Long Standing Recognized Practice. A long standing recognized practice of a significant segment of the industry in which such individual was engaged.

    1. How long must a practice exist to be long standing? Section 530(e)(2)(C)(i) provides that a “long standing practice” cannot be construed as mandating a practice that has continued for more than 10 years.
    2. How much of the industry is a significant segment? Section 530(e)(2)(13) clarifies that twenty-five percent (25%) of the taxpayer’s industry is deemed to constitute a “significant segment” of the industry.” The legislative history to Section 530 notes that a lower percentage may constitute a “significant segment” depending on the facts and circumstances. In all cases, the IRS and the state cannot require the employer to show more than twenty-five percent (25%) to prove that a significant segment of the industry is using independent contractors.
    3. How is the “industry” defined?  Geography? In J & J Cab Service, Inc. v. U.S., 1995 WL 214326, 5 (1995) the Court accepted company’s use of surveys limited to its county of operation as a proper representation of its industry. Occupation?  Duties can define the occupation. The IRS, in TAM 9625002 found that bicycle and vehicles couriers were similar in that they were both couriers. The IRS looked to the task being accomplished.
    4. What does it mean to “rely” on a “long standing recognized practice? What if you learn of the practice before the IRS audit? In Beck v. U.S., 67 F. Supp.2d 567, 568 (D. S.C. 1998), the business was entitled to rely on its interviews with competitors as a basis for Section 530 relief. In Options for Senior America Corp. v. U.S. 11 F. Supp. 666, 669 (D. Md. 1998), a business that surveyed 20 of 30 competitors and found that 80% treated them as independent contractors. The business was allowed to rely on that as a reasonable basis for Section 530 relief.  What if you learn of the practice after the audit starts?  Facts learned after the audit started were not facts the taxpayer could have relied on. West Virginia Personnel Services, Inc. v. U.S., 78 A.F.T.R.2d 96-6600, 9 (1996).
    5. How can the business prove the “long standing practice?” Taxpayer’s testimony about his or her personal experience with industry; Workers’ testimony about their experience with other businesses in the industry; Affidavits from workers and competitors; Surveys of others in the industry, including competitors; or, expert testimony about the practices in the industry.

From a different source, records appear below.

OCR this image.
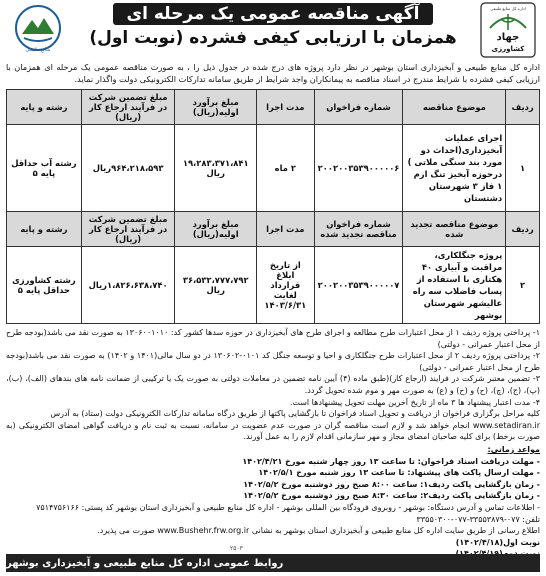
جهاد
کشاورزی
اداره کل منابع طبیعی
آگهی مناقصه عمومی یک مرحله ای
همزمان با ارزیابی کیفی فشرده (نوبت اول)
منابع طبیعی
اداره کل منابع طبیعی و آبخیزداری استان بوشهر در نظر دارد پروژه های درج شده در جدول ذیل را ، به صورت مناقصه عمومی یک مرحله ای همزمان با ارزیابی کیفی فشرده با شرایط مندرج در اسناد مناقصه به پیمانکاران واجد شرایط از طریق سامانه تدارکات الکترونیکی دولت واگذار نماید.
ردیف	موضوع مناقصه	شماره فراخوان	مدت اجرا	مبلغ برآورد اولیه(ریال)	مبلغ تضمین شرکت در فرآیند ارجاع کار (ریال)	رشته و پایه
۱	اجرای عملیات آبخیزداری(احداث دو مورد بند سنگی ملاتی ) درحوزه آبخیز تنگ ارم ۱ فاز ۳ شهرستان دشتستان	۲۰۰۲۰۰۳۵۳۹۰۰۰۰۰۶	۲ ماه	۱۹،۲۸۳،۳۷۱،۸۴۱ ریال	۹۶۴،۲۱۸،۵۹۳ریال	رشته آب حداقل پایه ۵
ردیف	موضوع مناقصه تجدید شده	شماره فراخوان مناقصه تجدید شده	مدت اجرا	مبلغ برآورد اولیه(ریال)	مبلغ تضمین شرکت در فرآیند ارجاع کار (ریال)	رشته و پایه
۲	پروژه جنگلکاری، مراقبت و آبیاری ۴۰ هکتاری با استفاده از پساب فاضلاب سه راه عالیشهر شهرستان بوشهر	۲۰۰۲۰۰۳۵۳۹۰۰۰۰۰۷	از تاریخ ابلاغ قرارداد لغایت ۱۴۰۳/۶/۳۱	۳۶،۵۳۲،۷۷۷،۷۹۲ ریال	۱،۸۲۶،۶۳۸،۷۴۰ریال	رشته کشاورزی حداقل پایه ۵

۱- پرداختی پروژه ردیف ۱ از محل اعتبارات طرح مطالعه و اجرای طرح های آبخیزداری در حوزه سدها کشور کد: ۱۳۰۶۰۰۱۰۱۰ به صورت نقد می باشد(بودجه طرح از محل اعتبار عمرانی - دولتی)

۲- پرداختی پروژه ردیف ۲ از محل اعتبارات طرح جنگلکاری و احیا و توسعه جنگل کد ۰۱۰۱-۱۳۰۶۰۲ در دو سال مالی(۱۴۰۱ و ۱۴۰۲) به صورت نقد می باشد(بودجه طرح از محل اعتبار عمرانی - دولتی)

۳- تضمین معتبر شرکت در فرایند (ارجاع کار)(طبق ماده (۴) آیین نامه تضمین در معاملات دولتی به صورت یک یا ترکیبی از ضمانت نامه های بندهای (الف)، (ب)، (پ)، (ج)، (چ)، (ح) و (خ) و (ع) به صورت مهر و موم شده تحویل گردد.

۴- مدت اعتبار پیشنهاد ها ۳ ماه از تاریخ آخرین مهلت تحویل پیشنهادها است.

کلیه مراحل برگزاری فراخوان از دریافت و تحویل اسناد فراخوان تا بازگشایی پاکتها از طریق درگاه سامانه تدارکات الکترونیکی دولت (ستاد) به آدرس

www.setadiran.ir انجام خواهد شد و لازم است مناقصه گران در صورت عدم عضویت در سامانه، نسبت به ثبت نام و دریافت گواهی امضای الکترونیکی (به صورت برخط) برای کلیه صاحبان امضای مجاز و مهر سازمانی اقدام لازم را به عمل آورند.

مواعد زمانی:
- مهلت دریافت اسناد فراخوان: تا ساعت ۱۳ روز چهار شنبه مورخ ۱۴۰۲/۴/۲۱
- مهلت ارسال پاکت های پیشنهاد: تا ساعت ۱۳ روز شنبه مورخ ۱۴۰۲/۵/۱
- زمان بازگشایی پاکت ردیف۱: ساعت ۸:۰۰ صبح روز دوشنبه مورخ ۱۴۰۲/۵/۲
- زمان بازگشایی پاکت ردیف۲: ساعت ۸:۳۰ صبح روز دوشنبه مورخ ۱۴۰۲/۵/۲
- اطلاعات تماس و آدرس دستگاه: بوشهر - روبروی فرودگاه بین المللی بوشهر - اداره کل منابع طبیعی و آبخیزداری استان بوشهر کد پستی: ۷۵۱۴۷۵۶۱۶۶
تلفن: ۰۷۷-۳۳۵۵۳۸۷۹-۰۷۷-۳۳۵۵۰۳۰۰
اطلاع رسانی از طریق سایت اداره کل منابع طبیعی و آبخیزداری استان بوشهر به نشانی www.Bushehr.frw.org.ir صورت می پذیرد.
نوبت اول(۱۴۰۲/۴/۱۸)
۲۵۰۳
روابط عمومی اداره کل منابع طبیعی و آبخیزداری بوشهر
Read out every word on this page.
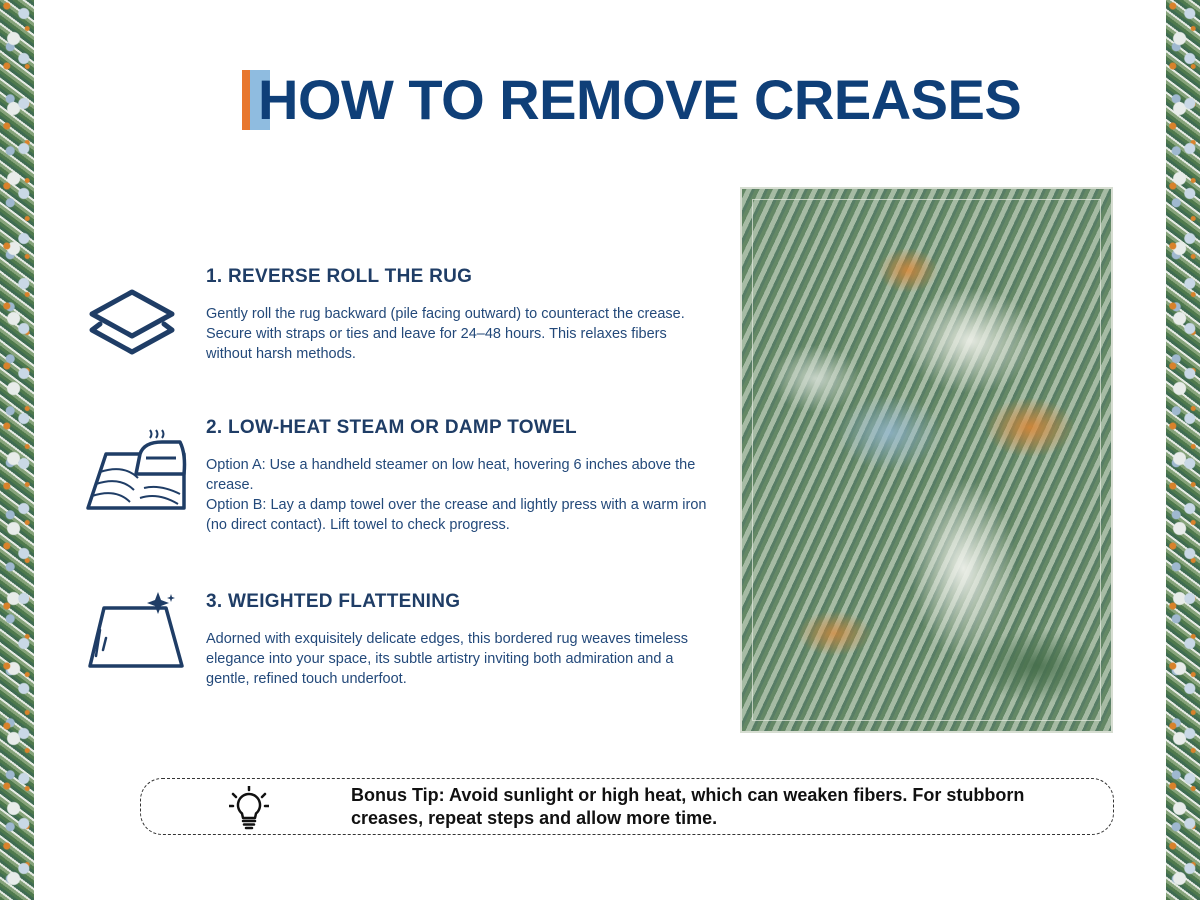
HOW TO REMOVE CREASES
1. REVERSE ROLL THE RUG

Gently roll the rug backward (pile facing outward) to counteract the crease. Secure with straps or ties and leave for 24–48 hours. This relaxes fibers without harsh methods.

2. LOW-HEAT STEAM OR DAMP TOWEL

Option A: Use a handheld steamer on low heat, hovering 6 inches above the crease.

Option B: Lay a damp towel over the crease and lightly press with a warm iron (no direct contact). Lift towel to check progress.

3. WEIGHTED FLATTENING

Adorned with exquisitely delicate edges, this bordered rug weaves timeless elegance into your space, its subtle artistry inviting both admiration and a gentle, refined touch underfoot.

Bonus Tip: Avoid sunlight or high heat, which can weaken fibers. For stubborn creases, repeat steps and allow more time.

Other Reasonable Basis.  Can the business rely on professional advice as to how it can classify its workers? Usually yes, but it depends on the court.  In Smokey Mountain Secrets, Inc. v. U.S., 910 F. Supp. 1316, 1324-25 (E.D. Tenn. 1995), the court stated that “reliance upon the professional advice rendered by two CPAs… constitutes a reasonable basis for the employer having treated its tele-marketers and delivery persons as independent contractors.”  The court in U.S. v. Arndt, 201 B.R. 853 (M.D. Fla. 1996) took the opposite position. It rejected reliance on professional advise as not meeting the requirements of technical advice . This seems like a bad decision. The court ignored the Supreme Court’s holding in U.S. v. Boyle, 469 U.S. 241, 251 (1985) and misconstrued Section 530’s exception for technical advice. Technical advice is one form of  reasonable basis, but it is not the standard for all advice. In Boles Trucking, Inc., 77 F.3d 236, 242 (8th Cir. 1996), the court noted that a taxpayer may rely on the advice of professionals, but it still has the burden of demonstrating that its reliance was reasonable.